Over the past year, there were weeks in which the fear of terrorism left the streets empty, and the circles in Zion Square were the only gathering in an otherwise deserted and terrified street. There were weeks in which new people joined the circles, the latest of whom were teenage girls from the settlements who came to mourn the loss of Hallel Ariel and sat down to sit and talk to leftist teens who were in the circle.

 

Shira Banki
Shira Banki

 

There were teens who passionately explained that Jerusalem needs to be only for Jews, and they suddenly discovered that they were sitting in a circle of immigrant teens who were not Jewish according to Halacha (Jewish law). And for one joyous moment, they were completely confused. There were old Yemenites that joined in singing in Arabic with Arabs from the east of the city.

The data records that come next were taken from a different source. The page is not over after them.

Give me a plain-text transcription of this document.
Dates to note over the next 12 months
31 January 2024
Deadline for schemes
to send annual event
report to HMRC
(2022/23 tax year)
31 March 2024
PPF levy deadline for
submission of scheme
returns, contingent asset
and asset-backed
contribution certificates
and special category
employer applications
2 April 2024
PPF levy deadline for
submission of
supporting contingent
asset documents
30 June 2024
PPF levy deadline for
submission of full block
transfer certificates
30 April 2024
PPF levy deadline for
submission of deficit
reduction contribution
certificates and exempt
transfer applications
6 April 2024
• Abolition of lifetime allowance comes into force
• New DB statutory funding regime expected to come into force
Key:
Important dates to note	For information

There were so many different vignettes and stories, funny and scary. And always very meaningful.

 

It's still not completely clear what took place there in the square. A public therapy session? A public mechanism to relieve stress and pressure? It's uncertain. The only thing that is clear is that we made contact there with a large need of people to talk. To get to know each other. To look each other in the eyes.

 

Shira was stabbed on July 31, 2015, and she died three days later. However, we mark today, at Jerusalem's Pride parade, together with her family, the anniversary of her death and a year to continuing the discussion in the square. We'll mark it the only way we can: Making Jerusalem into a massive meeting place with different circles. Between Jews and Arabs, rabbis and LGBT people, youth from the periphery and normative adults. Between everyone and everyone. We'll be at Zion Square and Maccabi Mutsri Square and in Menorah Park.

 

Jerusalem has a long history of zealotry and hatred. It also has the ability to become a place of meeting. And hope. This is our choice, and it's only dependent on us.

 

Tehila Friedman is a fellow at the Shaharit Foundation and a board member of the Yerushalmit Movement.